DD loves company and wants to be surrounded by others 24/7. That can take the form of play dates, playing with friends outside , speaking to me non stop when I'm the only one there. She gets bored and I say well you have lots to do. She has ample books and games but just wants interaction.
She has NO anxiety and always asks to go to friends houses which we don't really allow unless we are with her due to DP being strict but we do have friends over at ours very often.
We live in a lovely area and she plays outside with friends. I don't hover around her and she pops in and out the house.
I've realised from comments she is an extrovert like DP and I am an introvert. I get overwhelmed constantly engaging with people including DD.
I do have a lovely social circle but am happy with meeting up once a fortnight.
As for my elder child we were the same with him, he is very confident, has a small group of friends who he socialises with and I really encourage it. He is a teenager and DP and I have no qualms he is involved with sports and is less sociable than DD but will meet up with his peers and hang out.
My parenting may not be the norm for mumsnet but I have friends who are exactly the same as me.
Last week I did leave DD at my neighbours house, whose DD is best buddies with mine.

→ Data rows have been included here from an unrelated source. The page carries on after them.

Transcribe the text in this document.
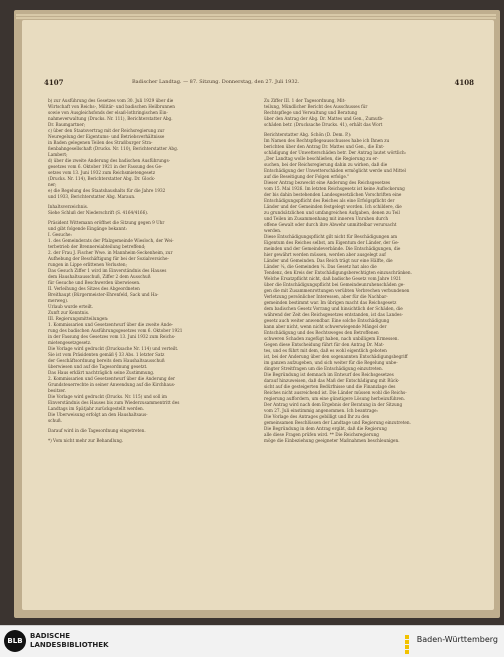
4107	Badischer Landtag. — 87. Sitzung. Donnerstag, den 27. Juli 1932.	4108
b) zur Ausführung des Gesetzes vom 30. Juli 1929 über die
Wirtschaft von Reichs-, Militär- und badischen Heilbrunnen
sowie von Ausgleichsfonds der elsaß-lothringischen Ein-
nahmeverwaltung (Drucks. Nr. 111), Berichterstatter Abg.
Dr. Baumgartner;
c) über den Staatsvertrag mit der Reichsregierung zur
Neuregelung der Eigentums- und Betriebsverhältnisse
in Baden gelegenen Teilen des Straßburger Stra-
ßenbahngesellschaft (Drucks. Nr. 110), Berichterstatter Abg.
Lambert;
d) über die zweite Änderung des badischen Ausführungs-
gesetzes vom 6. Oktober 1921 in der Fassung des Ge-
setzes vom 13. Juni 1932 zum Reichsmietengesetz
(Drucks. Nr. 114), Berichterstatter Abg. Dr. Glock-
ner;
e) die Regelung des Staatshaushalts für die Jahre 1932
und 1933, Berichterstatter Abg. Maraun.
Inhaltsverzeichnis.
Siehe Schluß der Niederschrift (S. 4164/4166).
Präsident Wittemann eröffnet die Sitzung gegen 9 Uhr
und gibt folgende Eingänge bekannt:
I. Gesuche:
1. des Gemeinderats der Pfalzgemeinde Wiesloch, der Wei-
terbetrieb der Brennereiabteilung betreffend;
2. der Frau J. Fischer Wwe. in Mannheim-Seckenheim, zur
Aufhebung der Beschäftigung für bei der Sozialversiche-
rungen in Lippe erlittenen Verlusten;
Das Gesuch Ziffer 1 wird im Einverständnis des Hauses
dem Haushaltsausschuß, Ziffer 2 dem Ausschuß
für Gesuche und Beschwerden überwiesen.
II. Verleihung des Sitzes des Abgeordneten
Breithaupt (Bürgermeister-Ehrenfeld, Sack und Ha-
merweg).
Urlaub wurde erteilt.
Zunft zur Kenntnis.
III. Regierungsmitteilungen:
1. Kommissarien und Gesetzentwurf über die zweite Ände-
rung des badischen Ausführungsgesetzes vom 6. Oktober 1921
in der Fassung des Gesetzes vom 13. Juni 1932 zum Reichs-
mietengesetzgesetz.
Die Vorlage wird gedruckt (Drucksache Nr. 114) und verteilt.
Sie ist vom Präsidenten gemäß § 33 Abs. 1 letzter Satz
der Geschäftsordnung bereits dem Haushaltsausschuß
überwiesen und auf die Tagesordnung gesetzt.
Das Haus erklärt nachträglich seine Zustimmung.
2. Kommissarien und Gesetzentwurf über die Änderung der
Grundsteuerrechte in seiner Anwendung auf die Kirchhaus-
besitzer.
Die Vorlage wird gedruckt (Drucks. Nr. 115) und soll im
Einverständnis des Hauses bis zum Wiederzusammentritt des
Landtags im Spätjahr zurückgestellt werden.
Die Überweisung erfolgt an den Haushaltsaus-
schuß.
Darauf wird in die Tagesordnung eingetreten.
*) Vom nicht mehr zur Behandlung.
Zu Ziffer III. 1 der Tagesordnung, Mit-
teilung, Mündlicher Bericht des Ausschusses für
Rechtspflege und Verwaltung und Beratung
über den Antrag der Abg. Dr. Mattes und Gen., Zumutb-
schäden betr. (Drucksache Drucks. 41), erhält das Wort
Berichterstatter Abg. Schön (D. Dem. P.):
Im Namen des Rechtspflegeausschusses habe ich Ihnen zu
berichten über den Antrag Dr. Mattes und Gen., die Ent-
schädigung der Unwetterschäden betr. Der Antrag lautet wörtlich:
„Der Landtag wolle beschließen, die Regierung zu er-
suchen, bei der Reichsregierung dahin zu wirken, daß die
Entschädigung der Unwetterschäden ermöglicht werde und Mittel
auf die Beseitigung der Folgen erfolge."
Dieser Antrag bezweckt eine Änderung des Reichsgesetzes
vom 15. Mai 1926. Im letzten Reichsgesetz ist keine Auflockerung
der bis dahin bestehenden Landesgesetzlichen Vorschriften eine
Entschädigungspflicht des Reiches als eine Erfolgspflicht der
Länder und der Gemeinden festgelegt worden. Ich schildere, die
zu grundsätzlichen und umfangreichen Aufgaben, denen zu Teil
und Teilen im Zusammenhang mit inneren Unruhen durch
offene Gewalt oder durch ihre Abwehr unmittelbar verursacht
werden.
Diese Entschädigungspflicht gilt nicht für Beschädigungen am
Eigentum des Reiches selbst, am Eigentum der Länder, der Ge-
meinden und der Gemeindeverbände. Die Entschädigungen, die
hier gewährt werden müssen, werden aber ausgelegt auf
Länder und Gemeinden. Das Reich trägt nur eine Hälfte, die
Länder ¼, die Gemeinden ¼. Das Gesetz hat also die
Tendenz, den Kreis der Entschädigungsberechtigten einzuschränken.
Welche Ersatzpflicht nicht, daß badische Gesetz vom Jahre 1921
über die Entschädigungspflicht bei Gemeindeunruhenschäden ge-
gen die mit Zusammenrottungen verübten Verbrechen verbundenen
Verletzung persönlicher Interessen, aber für die Nachbar-
gemeinden bestimmt war. Im übrigen macht das Reichsgesetz
dem badischen Gesetz Vorrang und hinsichtlich der Schäden, die
während der Zeit des Reichsgesetzes entstanden, ist das Landes-
gesetz auch weiter anwendbar. Eine solche Entschädigung
kann aber nicht, wenn nicht schwerwiegende Mängel der
Entschädigung und des Rechtsweges den Betroffenen
schweren Schaden zugefügt haben, nach unbilligem Ermessen.
Gegen diese Entscheidung führt für den Antrag Dr. Mat-
tes, und es führt mit dem, daß es wohl eigentlich geboten
ist, bei der Änderung über den sogenannten Entschädigungsbegriff
im ganzen aufzugeben, und sich weiter für die Regelung unbe-
dingter Streitfragen um die Entschädigung einzutreten.
Die Begründung ist demnach im Entwurf des Reichsgesetzes
darauf hinzuweisen, daß das Maß der Entschädigung mit Rück-
sicht auf die gesteigerten Bedürfnisse und die Finanzlage des
Reiches nicht ausreichend ist. Die Länder müssen wohl die Reichs-
regierung auffordern, um eine günstigere Lösung herbeizuführen.
Der Antrag wird nach dem Ergebnis der Beratung in der Sitzung
vom 27. Juli einstimmig angenommen. Ich beantrage:
Die Vorlage des Antrages gebilligt und Ihr zu den
gemeinsamen Beschlüssen der Landtage und Regierung einzutreten.
Die Begründung in dem Antrag ergibt, daß die Regierung
alle diese Fragen prüfen wird. ** Die Reichsregierung
möge die Einbeziehung geeigneter Maßnahmen beschleunigen.
BLB
BADISCHE
LANDESBIBLIOTHEK
Baden-Württemberg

My daughter was over the moon and so happy. This was a one off and I was anxious and uncomfortable, we left her for 45 mins but I do trust the mum, dad and their elder child.
This was an absolute first for me and I had to run it by DP first who shockingly agreed.
I guess as she gets older we will let her free, but very slowly and depending who we really get to know.
The first thing DD asks when I drop her off at her activities is, when can I go!! She has NO confidence issues and when we were away staying with family she was away from me almost the full day at a time and didn't look twice at me on returning.
Just clarifying for those posters that think my decisions have negatively impacted her
Im starting to think the time we had away there was no clinginess and now it's back to reality and she is literally my shadow when all I want is to zone out and be in my own thoughts.